In Chapter 8, what are some examples of The Golden Rule?
This is the chapter where something unusual happens. There is snow in Maycomb. When this happens, Scout and Jem, understandably are excited and they begin to make a snowman. As they do, the snowman begins to look like Mr. Avery, a neighbor that the children are not very fond of. When Atticus comes home, he orders Jem to disguise the snowman, because the children are mocking Mr. Avery. In other words, they have broken the golden rule. Here is what Atticus says:
“I don’t care what you do, so long as you do something,” said Atticus. “You can’t go around making caricatures of the neighbors.”
“Ain’t a characterture,” said Jem. “It looks just like him.” “Mr. Avery might not think so.”
What makes this contrast even starker is that Boo Radley shows great kindness and thoughtfulness to Scout. When Ms. Maudie's house burns down and the people are watching during the cold night, Boo comes by and places a blanket around Scout. This is an example of fulfilling the golden rule.

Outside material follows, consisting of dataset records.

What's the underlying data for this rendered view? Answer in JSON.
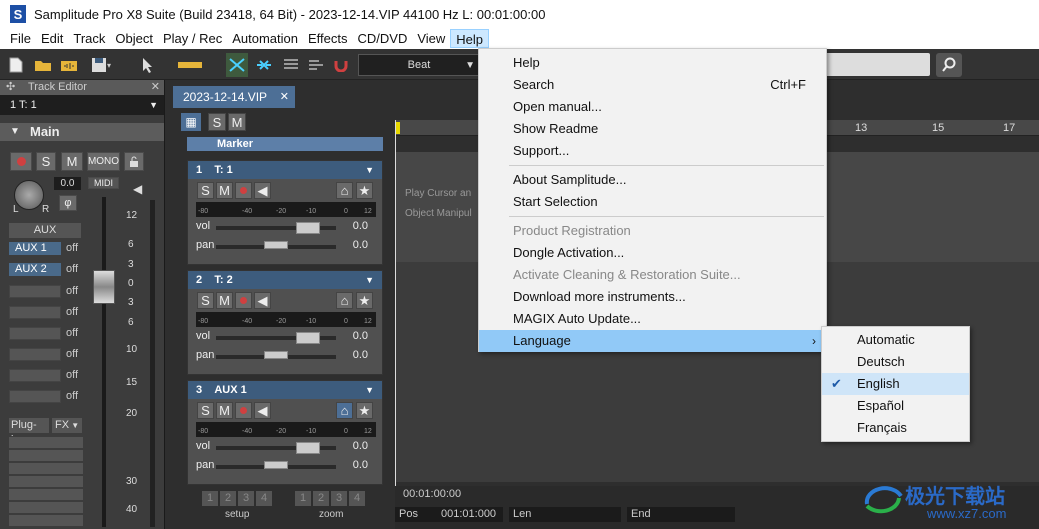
{
  "window": {
    "title": "Samplitude Pro X8 Suite (Build 23418, 64 Bit)  -  2023-12-14.VIP   44100 Hz L: 00:01:00:00"
  },
  "menubar": [
    "File",
    "Edit",
    "Track",
    "Object",
    "Play / Rec",
    "Automation",
    "Effects",
    "CD/DVD",
    "View",
    "Help"
  ],
  "toolbar": {
    "beat_label": "Beat"
  },
  "track_editor": {
    "title": "Track Editor",
    "track": "1  T: 1",
    "main_label": "Main",
    "volume_value": "0.0",
    "btn_s": "S",
    "btn_m": "M",
    "btn_mono": "MONO",
    "btn_midi": "MIDI",
    "aux_label": "AUX",
    "aux_sends": [
      {
        "label": "AUX  1",
        "state": "off"
      },
      {
        "label": "AUX  2",
        "state": "off"
      }
    ],
    "empty_states": [
      "off",
      "off",
      "off",
      "off",
      "off",
      "off"
    ],
    "plugins_label": "Plug-ins",
    "fx_label": "FX",
    "scale": [
      "12",
      "6",
      "3",
      "0",
      "3",
      "6",
      "10",
      "15",
      "20",
      "30",
      "40"
    ],
    "pan_l": "L",
    "pan_r": "R"
  },
  "project_tab": "2023-12-14.VIP",
  "marker_label": "Marker",
  "tracks": [
    {
      "number": "1",
      "name": "T: 1",
      "vol_label": "vol",
      "vol": "0.0",
      "pan_label": "pan",
      "pan": "0.0"
    },
    {
      "number": "2",
      "name": "T: 2",
      "vol_label": "vol",
      "vol": "0.0",
      "pan_label": "pan",
      "pan": "0.0"
    },
    {
      "number": "3",
      "name": "AUX  1",
      "vol_label": "vol",
      "vol": "0.0",
      "pan_label": "pan",
      "pan": "0.0"
    }
  ],
  "meter_scale": [
    "-80",
    "-40",
    "-20",
    "-10",
    "0",
    "12"
  ],
  "timeline": [
    "13",
    "15",
    "17"
  ],
  "hints": {
    "play_cursor": "Play Cursor an",
    "object_manip": "Object Manipul"
  },
  "transport": {
    "time": "00:01:00:00",
    "pos_label": "Pos",
    "pos_value": "001:01:000",
    "len_label": "Len",
    "end_label": "End",
    "setup_label": "setup",
    "zoom_label": "zoom",
    "nums": [
      "1",
      "2",
      "3",
      "4"
    ]
  },
  "help_menu": {
    "groups": [
      [
        {
          "label": "Help"
        },
        {
          "label": "Search",
          "shortcut": "Ctrl+F"
        },
        {
          "label": "Open manual..."
        },
        {
          "label": "Show Readme"
        },
        {
          "label": "Support..."
        }
      ],
      [
        {
          "label": "About Samplitude..."
        },
        {
          "label": "Start Selection"
        }
      ],
      [
        {
          "label": "Product Registration",
          "disabled": true
        },
        {
          "label": "Dongle Activation..."
        },
        {
          "label": "Activate Cleaning & Restoration Suite...",
          "disabled": true
        },
        {
          "label": "Download more instruments..."
        },
        {
          "label": "MAGIX Auto Update..."
        },
        {
          "label": "Language",
          "submenu": true
        }
      ]
    ]
  },
  "language_menu": {
    "items": [
      "Automatic",
      "Deutsch",
      "English",
      "Español",
      "Français"
    ],
    "selected": "English"
  },
  "watermark": {
    "text": "极光下载站",
    "url": "www.xz7.com"
  },
  "colors": {
    "accent": "#91c9f7",
    "track_header": "#3d5c7d",
    "record": "#d04040"
  }
}
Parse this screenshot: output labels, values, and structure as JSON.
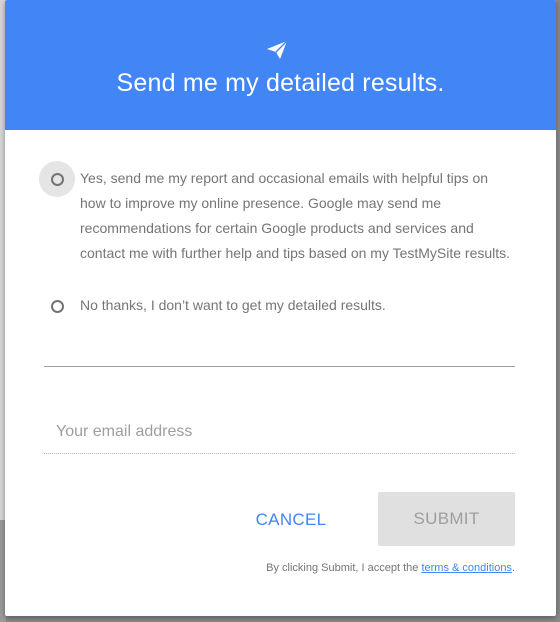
{
  "dialog": {
    "header": {
      "icon": "send-icon",
      "title": "Send me my detailed results."
    },
    "options": [
      {
        "label": "Yes, send me my report and occasional emails with helpful tips on how to improve my online presence. Google may send me recommendations for certain Google products and services and contact me with further help and tips based on my TestMySite results.",
        "selected": false,
        "focused": true
      },
      {
        "label": "No thanks, I don’t want to get my detailed results.",
        "selected": false,
        "focused": false
      }
    ],
    "email": {
      "placeholder": "Your email address",
      "value": ""
    },
    "actions": {
      "cancel_label": "CANCEL",
      "submit_label": "SUBMIT"
    },
    "legal": {
      "prefix": "By clicking Submit, I accept the ",
      "link_text": "terms & conditions",
      "suffix": "."
    }
  },
  "colors": {
    "header_bg": "#4285f4",
    "accent": "#4285f4",
    "submit_disabled_bg": "#e0e0e0"
  }
}
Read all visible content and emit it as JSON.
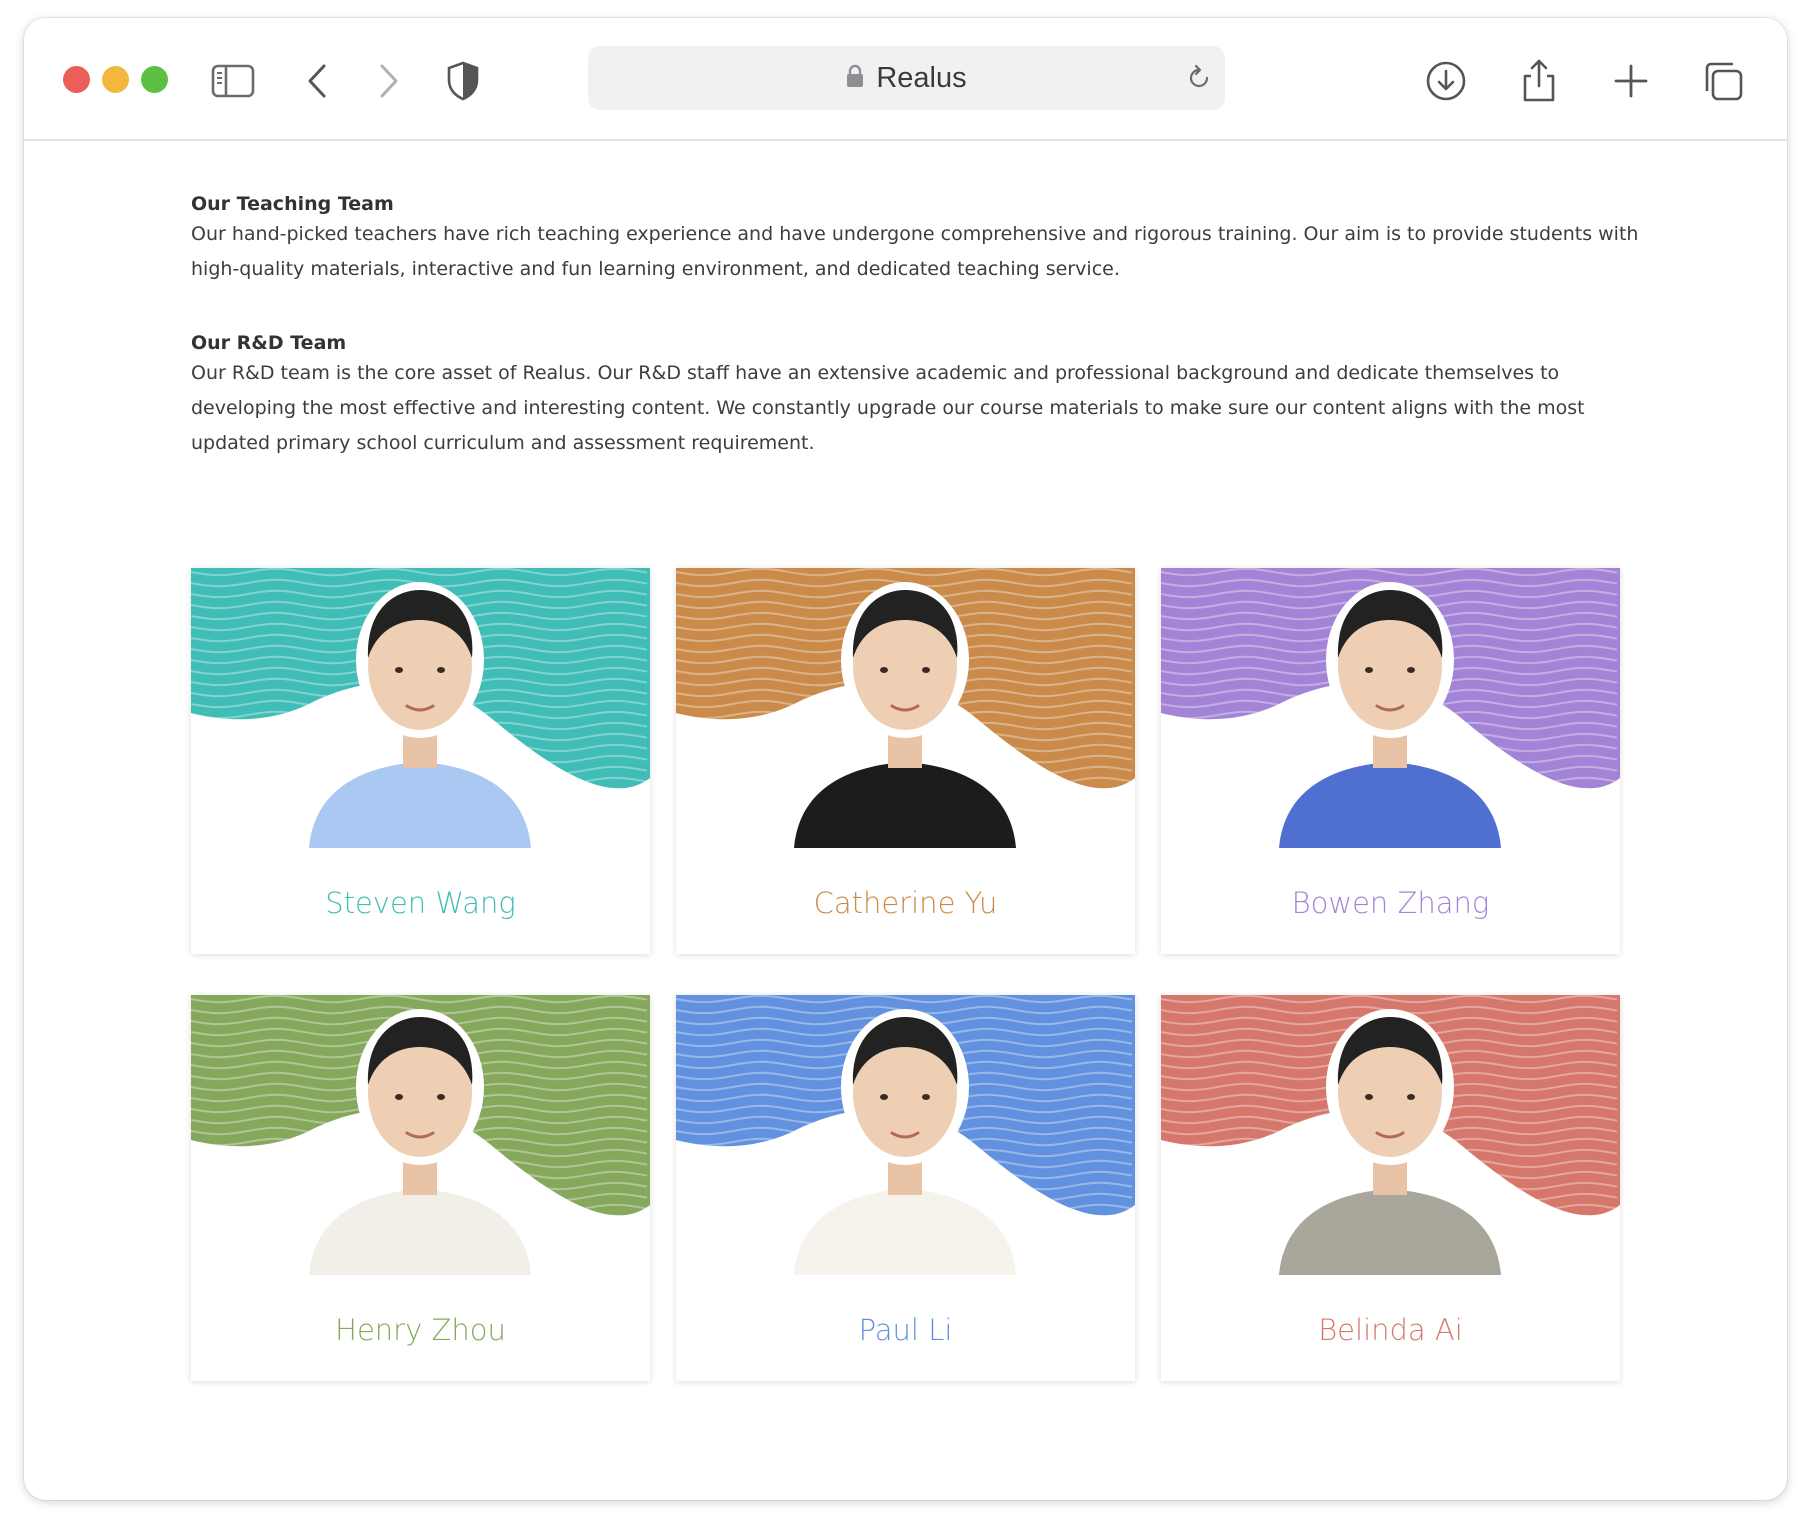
{
  "browser": {
    "address": "Realus"
  },
  "sections": {
    "teaching_title": "Our Teaching Team",
    "teaching_text": "Our hand-picked teachers have rich teaching experience and have undergone comprehensive and rigorous training. Our aim is to provide students with high-quality materials, interactive and fun learning environment, and dedicated teaching service.",
    "rd_title": "Our R&D Team",
    "rd_text": "Our R&D team is the core asset of Realus. Our R&D staff have an extensive academic and professional background and dedicate themselves to developing the most effective and interesting content. We constantly upgrade our course materials to make sure our content aligns with the most updated primary school curriculum and assessment requirement."
  },
  "team": [
    {
      "name": "Steven Wang",
      "color": "#3fbdb6",
      "shirt": "#a9c8f2"
    },
    {
      "name": "Catherine Yu",
      "color": "#c98a4a",
      "shirt": "#1c1c1c"
    },
    {
      "name": "Bowen Zhang",
      "color": "#a383d6",
      "shirt": "#4f6fd1"
    },
    {
      "name": "Henry Zhou",
      "color": "#86a85c",
      "shirt": "#f1efe8"
    },
    {
      "name": "Paul Li",
      "color": "#6292df",
      "shirt": "#f6f2ec"
    },
    {
      "name": "Belinda Ai",
      "color": "#d6776c",
      "shirt": "#a9a79c"
    }
  ]
}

The Golden Rule is "Do unto others as you would have them do unto you." In Chapter 8, there are several instances where characters demonstrate The Golden Rule by treating others the way they would want to be treated. When Maudie's house is on fire, the neighbors all demonstrate selflessness and altruism by helping remove Maudie's furniture before her house collapses in flames. Concerned citizens risk their lives by entering the burning home in order to help Miss Maudie. While the men help remove furniture from the burning home, Jem and Scout watch at a distance from the Radley yard. Scout is freezing in the cold weather, and Boo Radley displays his kindness by leaving the comforts of his home to put a blanket over her shoulders. Boo Radley's actions show that he cares about Scout's well-being and demonstrates The Golden Rule.